Mientras León trabajaba, el aire entre nosotros se llenó de una conversación que se sentía extrañamente sencilla. Yo le hablaba de cómo la gestión de carteras era, en esencia, encontrar un balance estético entre el riesgo y la recompensa. Él reía, con ese sonido genuino que me desarmaba, y me respondía:
—Esa es la diferencia entre tú y yo, Atenea. Yo busco el riesgo porque ahí está la emoción; tú lo buscas para mitigarlo, para crear una red de seguridad. Eres el ancla y la vela al mismo tiempo. No eres un modelo de valoración, eres la musa de la contradicción. La que me obliga a pintar en dos tiempos a la vez.
Ese término, "musa", se me quedó grabado. Nunca nadie me había llamado así. Era un cumplido sin la carga de expectativas que Elías siempre ponía en cada palabra. Con León, no sentía la necesidad de ser perfecta; solo de ser.
Un martes por la tarde, después de cuatro horas de sesión, León bajó el pincel, dio un paso atrás y suspiró.
—Mi cerebro está frito. Vamos por un café. Necesito dejar de verte como una superficie y volver a verte como una persona normal por un rato.
Caminamos hasta la cafetería de la universidad, un lugar ruidoso y lleno de estudiantes que hablaban de exámenes y fiestas. Nos sentamos en un rincón y León, con la mirada aún encendida por el trabajo, me mostraba fotos del lienzo en su celular, discutiendo qué colores usaría para capturar la frialdad de mi lógica versus el calor de mi mirada.
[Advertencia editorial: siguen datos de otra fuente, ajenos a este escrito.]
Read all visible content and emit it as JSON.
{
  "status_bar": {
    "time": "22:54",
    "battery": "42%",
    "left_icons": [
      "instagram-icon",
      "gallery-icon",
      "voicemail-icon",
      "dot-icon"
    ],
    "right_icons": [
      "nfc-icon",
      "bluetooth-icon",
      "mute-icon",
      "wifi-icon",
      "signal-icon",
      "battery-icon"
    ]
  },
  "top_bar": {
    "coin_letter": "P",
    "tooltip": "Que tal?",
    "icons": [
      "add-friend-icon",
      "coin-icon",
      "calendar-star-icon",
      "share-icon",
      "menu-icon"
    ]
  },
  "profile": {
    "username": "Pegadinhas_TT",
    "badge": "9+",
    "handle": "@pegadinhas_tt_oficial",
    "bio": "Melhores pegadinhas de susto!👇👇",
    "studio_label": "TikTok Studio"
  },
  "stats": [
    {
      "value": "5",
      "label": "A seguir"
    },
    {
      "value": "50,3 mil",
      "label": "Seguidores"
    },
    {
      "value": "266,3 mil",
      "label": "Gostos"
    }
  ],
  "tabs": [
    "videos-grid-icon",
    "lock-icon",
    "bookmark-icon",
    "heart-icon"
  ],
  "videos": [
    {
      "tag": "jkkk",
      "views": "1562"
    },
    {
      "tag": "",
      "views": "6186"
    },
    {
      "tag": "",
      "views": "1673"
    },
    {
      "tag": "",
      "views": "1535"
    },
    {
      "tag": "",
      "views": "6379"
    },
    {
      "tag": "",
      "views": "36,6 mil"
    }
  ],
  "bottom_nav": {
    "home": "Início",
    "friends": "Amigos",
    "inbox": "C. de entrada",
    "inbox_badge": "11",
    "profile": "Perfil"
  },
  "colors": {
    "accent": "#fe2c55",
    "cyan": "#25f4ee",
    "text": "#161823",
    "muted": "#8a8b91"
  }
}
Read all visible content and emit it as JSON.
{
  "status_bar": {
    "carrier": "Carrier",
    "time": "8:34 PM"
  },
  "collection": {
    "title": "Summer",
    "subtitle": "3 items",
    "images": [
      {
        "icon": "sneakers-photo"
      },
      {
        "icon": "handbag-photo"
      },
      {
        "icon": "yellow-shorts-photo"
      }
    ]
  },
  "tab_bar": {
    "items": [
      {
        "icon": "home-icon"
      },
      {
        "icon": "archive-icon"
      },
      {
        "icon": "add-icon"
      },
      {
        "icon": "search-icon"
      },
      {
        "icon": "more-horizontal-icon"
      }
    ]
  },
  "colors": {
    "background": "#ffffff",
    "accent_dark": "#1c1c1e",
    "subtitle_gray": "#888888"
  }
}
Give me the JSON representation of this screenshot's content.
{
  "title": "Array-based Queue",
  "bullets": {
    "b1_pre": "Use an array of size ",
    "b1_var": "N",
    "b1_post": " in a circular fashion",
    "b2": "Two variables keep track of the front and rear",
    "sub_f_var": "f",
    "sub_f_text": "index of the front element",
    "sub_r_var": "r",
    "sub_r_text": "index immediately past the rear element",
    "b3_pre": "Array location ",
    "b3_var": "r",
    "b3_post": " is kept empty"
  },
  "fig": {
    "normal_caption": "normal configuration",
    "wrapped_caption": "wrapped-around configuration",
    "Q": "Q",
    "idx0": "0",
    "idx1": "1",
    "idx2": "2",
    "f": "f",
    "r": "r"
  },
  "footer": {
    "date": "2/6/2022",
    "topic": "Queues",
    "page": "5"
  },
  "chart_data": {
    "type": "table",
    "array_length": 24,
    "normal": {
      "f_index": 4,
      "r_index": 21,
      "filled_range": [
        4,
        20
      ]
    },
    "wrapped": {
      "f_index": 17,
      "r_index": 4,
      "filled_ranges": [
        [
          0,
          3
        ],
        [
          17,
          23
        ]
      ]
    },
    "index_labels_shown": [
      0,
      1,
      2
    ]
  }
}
Estábamos sumergidos en el debate cromático cuando una sombra familiar se proyectó sobre nuestra mesa. Levanté la vista y ahí estaba Elías, perfectamente vestido, con la impecable confianza que siempre había confundido con estabilidad.
—Atenea. Qué sorpresa —dijo, pero su tono era de reproche. Luego se giró hacia León, escaneándolo de arriba abajo con una expresión de superioridad apenas disimulada—. ¿Y este quién es?
León, que estaba señalando un tono ocre en su pantalla, no levantó la vista. Actuó como si Elías fuera una ráfaga de viento molesta.
Me sentí inmediatamente acorralada, volviendo a mi modo defensivo automático.